И он ушел. В гордом одиночестве поднялся на четвертый этаж и ступил на длинную дорожку веселенького ковролина в приглушенно-красных тонах. В коридоре стояла гробовая тишина, если не считать шума прибоя и пения птиц, заливающихся внутрь через распахнутые окна. Еще из номера 4Е доносилась какая-то возня, и где-то вдалеке скрипнула половица.
Уилл обернулся.
В противоположном конце коридора, где когда-то был номер 4А, а теперь находился проем под уходящую вверх винтовую лестницу – парень готов был поклясться – скользнула неясная тень и тут же исчезла в этом самом проеме.
– Кого там нелегкая принесла? – цыкнул Уилл, наскоро отпирая дверь несчастного мистера Николза, и, обменявшись с ним формальными любезностями, быстрым шагом устремился в противоположный конец коридора.
В башню Ларисы Флоранс, единственную из всех строений пансионата, расположенную на условном пятом этаже, гости наведывались крайне редко, и все-таки подобное случалось. О полукриминальном деле, покрытом толстым слоем пыли и плесени, знали немногие, так что большинство любопытствующих забредали туда случайно, в припадке скуки или праздного шатания. В любом случае, даже если этот гость из таких, стоило его отвадить.

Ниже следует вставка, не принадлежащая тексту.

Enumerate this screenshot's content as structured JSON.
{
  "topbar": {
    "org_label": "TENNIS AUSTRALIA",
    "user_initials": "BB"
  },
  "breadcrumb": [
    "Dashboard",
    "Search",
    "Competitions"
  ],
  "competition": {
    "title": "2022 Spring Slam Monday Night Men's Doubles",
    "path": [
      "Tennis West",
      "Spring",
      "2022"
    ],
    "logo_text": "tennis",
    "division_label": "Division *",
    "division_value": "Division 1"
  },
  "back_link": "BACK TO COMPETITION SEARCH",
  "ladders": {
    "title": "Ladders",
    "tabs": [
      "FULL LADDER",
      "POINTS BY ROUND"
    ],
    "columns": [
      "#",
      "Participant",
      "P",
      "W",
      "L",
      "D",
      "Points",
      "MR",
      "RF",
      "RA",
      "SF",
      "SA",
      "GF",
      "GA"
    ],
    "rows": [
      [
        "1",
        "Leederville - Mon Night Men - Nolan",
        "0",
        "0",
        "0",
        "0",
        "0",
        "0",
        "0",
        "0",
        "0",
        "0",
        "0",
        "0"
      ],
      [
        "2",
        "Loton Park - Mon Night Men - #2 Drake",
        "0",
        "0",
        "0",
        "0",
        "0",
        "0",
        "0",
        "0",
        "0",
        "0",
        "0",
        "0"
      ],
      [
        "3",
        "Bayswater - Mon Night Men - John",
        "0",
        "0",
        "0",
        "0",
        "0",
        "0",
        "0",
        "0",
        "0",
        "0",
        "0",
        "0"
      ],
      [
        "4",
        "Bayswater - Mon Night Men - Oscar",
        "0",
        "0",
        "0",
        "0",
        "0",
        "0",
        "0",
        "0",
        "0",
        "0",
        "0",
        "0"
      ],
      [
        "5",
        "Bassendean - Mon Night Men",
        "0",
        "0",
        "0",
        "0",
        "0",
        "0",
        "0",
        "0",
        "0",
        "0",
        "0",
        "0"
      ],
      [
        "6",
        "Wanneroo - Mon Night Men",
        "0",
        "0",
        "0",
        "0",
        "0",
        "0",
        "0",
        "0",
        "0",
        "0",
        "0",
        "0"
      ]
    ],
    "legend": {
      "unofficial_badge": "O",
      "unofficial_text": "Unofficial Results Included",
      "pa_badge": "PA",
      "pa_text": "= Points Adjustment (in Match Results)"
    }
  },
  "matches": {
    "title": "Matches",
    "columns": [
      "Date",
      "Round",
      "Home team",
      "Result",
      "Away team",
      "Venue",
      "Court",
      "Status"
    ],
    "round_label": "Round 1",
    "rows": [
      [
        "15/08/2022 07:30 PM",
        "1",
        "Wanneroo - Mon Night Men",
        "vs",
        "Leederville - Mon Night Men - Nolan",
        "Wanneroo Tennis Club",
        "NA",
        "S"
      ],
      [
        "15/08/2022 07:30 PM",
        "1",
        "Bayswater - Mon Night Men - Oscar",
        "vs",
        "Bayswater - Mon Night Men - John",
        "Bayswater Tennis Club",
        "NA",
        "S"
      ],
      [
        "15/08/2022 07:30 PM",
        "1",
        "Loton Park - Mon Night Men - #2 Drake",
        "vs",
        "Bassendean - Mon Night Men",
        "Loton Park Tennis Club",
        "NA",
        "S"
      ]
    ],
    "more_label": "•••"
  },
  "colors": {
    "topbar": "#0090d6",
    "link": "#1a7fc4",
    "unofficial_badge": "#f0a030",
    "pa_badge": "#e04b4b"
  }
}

По возможности бесшумно поднявшись по невысокой винтовой лестнице, Уилл различил возле двери Ларисы Флоранс девичью фигуру, которая, кажется, ковыряла ногтем сварочный шов по периметру двери. А приглядевшись внимательнее, парень узнал в этой девушке страстную любительницу булок из автоматов.
– Не с места, руки вверх, – с вялой улыбкой проговорил он, приваливаясь плечом к опорному столбу винтовой лестницы и с некоторым удовольствием наблюдая, как девушка сначала деревенеет, как перепуганный опоссум, но потом отмирает, распрямляется и медленно поворачивается к нему. – Все, что вы скажете, будет искажено и использовано против вас.
– Опять ты, – прошептала девушка с такой обреченностью, будто покорялась неизбежному.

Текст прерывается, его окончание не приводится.